Kit, who is looking at Sloane and me with the soft amusement of someone who once watched us fistfight over the last cupcake at Este's third birthday party, says, "Hi, Sloane." And then he's scooping her up too.

While Kit gets back to work on the mural he's painting across the shop's back wall, I give Sloane the investor's tour of what will soon be Field Day: the new ovens we installed together, the dry storage bins thoughtfully organized by Kit, the mosaic tiles we laid by hand into the wall behind the bar. Our vibe is Old World meets New World, cozy and bright and similar enough to the way it was left to keep the neighbors comfortable. We've added café tables and a corner bar, an espresso machine in the corner, plants in every window. Welded into the base of the pastry case is the front bumper of my old bus bar, taken before I sold it to a friend of Montana and Dakota, its battered old VW logo reflecting lights Kit strung overhead.

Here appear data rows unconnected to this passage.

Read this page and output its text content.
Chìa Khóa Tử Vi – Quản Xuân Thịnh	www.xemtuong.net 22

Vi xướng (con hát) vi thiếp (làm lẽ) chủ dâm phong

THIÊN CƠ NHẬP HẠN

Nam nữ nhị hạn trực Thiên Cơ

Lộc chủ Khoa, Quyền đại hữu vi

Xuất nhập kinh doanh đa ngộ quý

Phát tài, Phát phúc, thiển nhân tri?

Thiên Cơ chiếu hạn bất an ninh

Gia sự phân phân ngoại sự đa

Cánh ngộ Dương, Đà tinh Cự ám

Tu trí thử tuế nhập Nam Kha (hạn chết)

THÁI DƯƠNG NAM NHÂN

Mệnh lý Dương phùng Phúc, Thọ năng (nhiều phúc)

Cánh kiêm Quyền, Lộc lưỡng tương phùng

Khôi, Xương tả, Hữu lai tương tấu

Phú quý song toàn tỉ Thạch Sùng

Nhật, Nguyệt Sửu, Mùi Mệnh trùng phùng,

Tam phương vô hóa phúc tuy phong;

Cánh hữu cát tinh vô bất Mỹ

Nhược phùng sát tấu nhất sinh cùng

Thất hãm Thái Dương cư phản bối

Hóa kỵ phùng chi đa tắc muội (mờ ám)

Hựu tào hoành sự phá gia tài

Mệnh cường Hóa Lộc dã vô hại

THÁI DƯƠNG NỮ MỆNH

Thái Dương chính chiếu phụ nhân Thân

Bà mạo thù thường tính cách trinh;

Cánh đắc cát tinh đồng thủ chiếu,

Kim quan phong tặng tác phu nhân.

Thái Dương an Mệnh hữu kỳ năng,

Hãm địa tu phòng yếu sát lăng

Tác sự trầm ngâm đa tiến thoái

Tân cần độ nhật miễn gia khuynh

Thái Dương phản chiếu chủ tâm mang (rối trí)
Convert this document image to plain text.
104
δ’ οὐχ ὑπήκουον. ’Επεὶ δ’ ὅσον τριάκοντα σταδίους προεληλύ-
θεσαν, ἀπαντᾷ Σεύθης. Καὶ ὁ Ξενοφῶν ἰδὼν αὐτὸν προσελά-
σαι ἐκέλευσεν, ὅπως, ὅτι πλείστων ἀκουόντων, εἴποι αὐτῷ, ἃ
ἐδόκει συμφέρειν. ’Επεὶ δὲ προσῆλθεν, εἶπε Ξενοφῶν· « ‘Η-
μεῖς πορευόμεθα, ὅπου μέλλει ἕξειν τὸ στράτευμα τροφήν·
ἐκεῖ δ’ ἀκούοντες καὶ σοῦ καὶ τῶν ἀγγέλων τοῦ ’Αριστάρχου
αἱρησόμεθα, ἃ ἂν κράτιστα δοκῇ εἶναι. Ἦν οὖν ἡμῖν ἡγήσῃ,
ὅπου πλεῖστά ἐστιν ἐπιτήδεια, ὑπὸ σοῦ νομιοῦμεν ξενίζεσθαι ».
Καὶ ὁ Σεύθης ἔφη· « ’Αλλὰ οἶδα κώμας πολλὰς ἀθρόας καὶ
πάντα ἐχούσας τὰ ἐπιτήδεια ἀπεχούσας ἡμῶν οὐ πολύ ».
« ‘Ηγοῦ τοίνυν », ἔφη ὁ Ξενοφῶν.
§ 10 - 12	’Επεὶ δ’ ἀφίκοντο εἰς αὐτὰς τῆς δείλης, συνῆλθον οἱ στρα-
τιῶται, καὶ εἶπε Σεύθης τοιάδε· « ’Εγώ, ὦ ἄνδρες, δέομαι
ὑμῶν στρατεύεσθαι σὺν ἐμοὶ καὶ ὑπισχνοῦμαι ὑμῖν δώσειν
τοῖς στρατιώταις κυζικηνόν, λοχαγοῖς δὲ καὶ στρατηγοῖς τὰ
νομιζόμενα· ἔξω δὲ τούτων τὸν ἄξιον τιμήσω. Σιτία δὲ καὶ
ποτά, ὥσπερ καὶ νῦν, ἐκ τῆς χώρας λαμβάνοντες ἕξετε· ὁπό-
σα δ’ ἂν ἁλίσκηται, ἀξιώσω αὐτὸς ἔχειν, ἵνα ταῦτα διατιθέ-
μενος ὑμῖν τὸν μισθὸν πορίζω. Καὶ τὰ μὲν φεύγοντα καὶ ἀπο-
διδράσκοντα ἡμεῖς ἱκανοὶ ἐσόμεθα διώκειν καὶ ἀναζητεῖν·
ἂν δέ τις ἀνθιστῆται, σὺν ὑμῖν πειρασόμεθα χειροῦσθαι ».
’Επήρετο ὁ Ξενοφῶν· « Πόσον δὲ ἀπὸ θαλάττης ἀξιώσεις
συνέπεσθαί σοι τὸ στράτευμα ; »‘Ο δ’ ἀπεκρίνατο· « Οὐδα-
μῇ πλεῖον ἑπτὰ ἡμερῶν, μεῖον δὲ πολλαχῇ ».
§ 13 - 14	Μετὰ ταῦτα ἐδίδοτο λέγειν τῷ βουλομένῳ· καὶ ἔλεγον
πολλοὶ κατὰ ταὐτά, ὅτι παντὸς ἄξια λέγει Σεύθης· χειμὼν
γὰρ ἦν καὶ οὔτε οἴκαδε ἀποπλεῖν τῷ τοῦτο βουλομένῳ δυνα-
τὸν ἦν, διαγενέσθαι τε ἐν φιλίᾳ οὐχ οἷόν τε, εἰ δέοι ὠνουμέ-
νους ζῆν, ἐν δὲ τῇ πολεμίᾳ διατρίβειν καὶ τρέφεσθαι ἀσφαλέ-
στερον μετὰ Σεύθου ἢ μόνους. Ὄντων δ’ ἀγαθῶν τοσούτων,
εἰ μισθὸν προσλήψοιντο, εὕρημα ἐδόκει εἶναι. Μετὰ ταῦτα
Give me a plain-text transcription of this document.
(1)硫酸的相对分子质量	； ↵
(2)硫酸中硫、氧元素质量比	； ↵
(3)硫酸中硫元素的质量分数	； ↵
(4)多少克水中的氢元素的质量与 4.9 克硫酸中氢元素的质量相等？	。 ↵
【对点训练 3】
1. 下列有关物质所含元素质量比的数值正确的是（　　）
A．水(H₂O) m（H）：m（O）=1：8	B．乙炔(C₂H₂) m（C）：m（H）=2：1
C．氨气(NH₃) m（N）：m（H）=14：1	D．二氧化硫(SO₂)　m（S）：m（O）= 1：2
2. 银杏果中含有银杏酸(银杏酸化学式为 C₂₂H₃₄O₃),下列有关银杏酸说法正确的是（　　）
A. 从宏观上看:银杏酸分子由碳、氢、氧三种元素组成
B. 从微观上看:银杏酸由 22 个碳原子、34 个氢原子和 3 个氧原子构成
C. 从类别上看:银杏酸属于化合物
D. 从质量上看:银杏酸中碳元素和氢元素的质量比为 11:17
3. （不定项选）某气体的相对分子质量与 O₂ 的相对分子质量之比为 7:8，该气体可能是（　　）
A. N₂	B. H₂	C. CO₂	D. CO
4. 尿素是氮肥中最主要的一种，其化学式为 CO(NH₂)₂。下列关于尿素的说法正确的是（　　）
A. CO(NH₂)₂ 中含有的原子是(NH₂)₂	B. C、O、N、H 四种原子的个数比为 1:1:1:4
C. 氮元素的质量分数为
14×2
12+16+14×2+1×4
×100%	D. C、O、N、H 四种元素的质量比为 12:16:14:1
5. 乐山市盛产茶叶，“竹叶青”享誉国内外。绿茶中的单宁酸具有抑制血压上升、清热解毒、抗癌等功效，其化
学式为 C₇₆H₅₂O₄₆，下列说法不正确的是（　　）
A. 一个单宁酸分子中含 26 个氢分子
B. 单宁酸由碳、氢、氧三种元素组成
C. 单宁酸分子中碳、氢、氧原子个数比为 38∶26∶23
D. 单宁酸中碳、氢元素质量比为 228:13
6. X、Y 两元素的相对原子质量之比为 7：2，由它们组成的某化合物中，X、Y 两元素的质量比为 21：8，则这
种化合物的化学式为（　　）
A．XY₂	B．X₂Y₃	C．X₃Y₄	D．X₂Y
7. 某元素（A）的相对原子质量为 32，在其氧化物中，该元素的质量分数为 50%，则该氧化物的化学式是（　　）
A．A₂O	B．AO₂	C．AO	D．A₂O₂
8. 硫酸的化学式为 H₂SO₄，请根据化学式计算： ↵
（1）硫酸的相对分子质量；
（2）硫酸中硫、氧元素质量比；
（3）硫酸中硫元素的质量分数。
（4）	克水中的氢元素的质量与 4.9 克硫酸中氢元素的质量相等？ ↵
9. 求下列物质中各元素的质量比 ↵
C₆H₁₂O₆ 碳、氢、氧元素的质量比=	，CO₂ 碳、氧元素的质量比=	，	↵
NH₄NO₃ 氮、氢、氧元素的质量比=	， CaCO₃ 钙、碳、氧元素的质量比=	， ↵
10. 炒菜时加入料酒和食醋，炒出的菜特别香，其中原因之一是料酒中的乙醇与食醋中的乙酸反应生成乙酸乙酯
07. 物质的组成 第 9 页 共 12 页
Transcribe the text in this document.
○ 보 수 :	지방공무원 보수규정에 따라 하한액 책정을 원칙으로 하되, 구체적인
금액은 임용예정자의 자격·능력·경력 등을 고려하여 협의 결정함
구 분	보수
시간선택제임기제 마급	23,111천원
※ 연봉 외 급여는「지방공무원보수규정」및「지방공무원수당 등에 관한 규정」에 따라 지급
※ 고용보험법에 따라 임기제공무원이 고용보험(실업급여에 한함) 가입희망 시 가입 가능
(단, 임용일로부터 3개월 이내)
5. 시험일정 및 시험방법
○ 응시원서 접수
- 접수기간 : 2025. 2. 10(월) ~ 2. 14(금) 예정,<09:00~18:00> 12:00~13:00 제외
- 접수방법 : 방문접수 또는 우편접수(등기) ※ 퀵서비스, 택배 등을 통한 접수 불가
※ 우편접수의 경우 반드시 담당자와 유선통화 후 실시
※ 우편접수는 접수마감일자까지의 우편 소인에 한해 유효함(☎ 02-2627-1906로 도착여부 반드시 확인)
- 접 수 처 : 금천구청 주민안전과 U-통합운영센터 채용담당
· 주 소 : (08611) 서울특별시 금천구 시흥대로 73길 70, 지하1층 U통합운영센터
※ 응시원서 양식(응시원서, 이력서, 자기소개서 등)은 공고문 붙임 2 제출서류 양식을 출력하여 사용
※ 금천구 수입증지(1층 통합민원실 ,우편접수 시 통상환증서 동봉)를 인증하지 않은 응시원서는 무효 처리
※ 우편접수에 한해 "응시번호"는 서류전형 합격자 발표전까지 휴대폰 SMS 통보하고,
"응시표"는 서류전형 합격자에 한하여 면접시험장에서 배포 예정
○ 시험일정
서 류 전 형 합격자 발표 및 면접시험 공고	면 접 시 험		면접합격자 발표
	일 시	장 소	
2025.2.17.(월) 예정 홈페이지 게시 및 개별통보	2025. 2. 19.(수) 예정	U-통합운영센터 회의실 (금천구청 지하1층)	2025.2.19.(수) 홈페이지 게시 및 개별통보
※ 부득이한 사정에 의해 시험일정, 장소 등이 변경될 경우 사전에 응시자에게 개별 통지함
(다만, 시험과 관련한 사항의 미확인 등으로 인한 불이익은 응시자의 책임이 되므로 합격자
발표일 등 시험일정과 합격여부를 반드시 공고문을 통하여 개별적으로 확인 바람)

I finish by showing her what we've been prepping for our first menu tasting this weekend. Ribbons of mint, jars of dark red and orange spices, cinnamon sticks, blitzed pistachio. I just finalized the cocktail menu yesterday, but I haven't finished naming them all yet—in my notebook, they still have placeholder names after the nights that inspired them. The Caterina, the émile, the Estelle.

Sloane leans against the walk-in door, smiling, saying nothing.

"What?" I finally ask.

"Nothing," she says. "You just look so happy here."

"I am. It was scary, at first. But I really am happy."

Truthfully, it was more than scary. It was terrifying. I had the jitters every day of my six months tying up loose ends in the States, applying for my visa, making sure Timo would be okay without me, saying goodbye to the kitchen guys I'd worked alongside since I was nineteen. There was so much logistical wrangling, so much paperwork, budgets and business plans and all the things that are hardest for me. But one thing I've learned is that I never really know what I'm capable of until I'm doing it, and the only way to find out is to march on. And when it's hardest, Kit is there.

I love this life. I love this life with an enormity that would have frightened the hell out of me five years ago, because I wouldn't have trusted myself to keep it. Instead, I swim in the Atlantic before breakfast, and I hold on tighter every day.

Later, while Kit and Sloane are busy gossiping like middle schoolers, I start unboxing all our deliveries. There are the expected orders—barware, sifters, nuts shipped in from up the Pyrenees—and then there are the things that started pouring in once we put out word about Field Day opening next week. A case of wine with a handwritten note from Gérard and Florian, and another from the Somm with a card from Timo's bar staff. A parcel of pure drinking chocolate from Santiago, pouches of Australian wattleseed and dried Dorrigo pepper from the Calums, flaky Mediterranean sea salt from Apolline. A good-luck package containing two flax linen aprons, a gilded jigger, and a postcard from Este.

The rest of our out-of-towners start to arrive tomorrow. Maxine is taking the train down from Paris; our parents land in the afternoon. Cora and Ollie coordinated their flights with the Swedes. Valentina has even persuaded Fabrizio to leave Rio in January to come up to France, and Kit nearly fell out of bed laughing when she texted us a photo of him begrudgingly swaddled in a wool sweater. Every night after dinner the past week, Kit and I have stood at our window overlooking the bay and gone over the menu again, determined to make it the most it can be. Not perfect, but the most. That's us. That's Theo-and-Kit.

Across our little shop, Kit glows in pink morning light through our big front windows, striped by the shadows of the letters spelling FIELD across the glass. I love the paint stains on his hands, the old cardigan rolled up to his elbows. I love how good he is to me. I love how good I am to myself when he's around.

I think of the question I've been practicing: Veux-tu m'épouser?

He was the first great thing I ever let myself want. This time, I'm keeping him.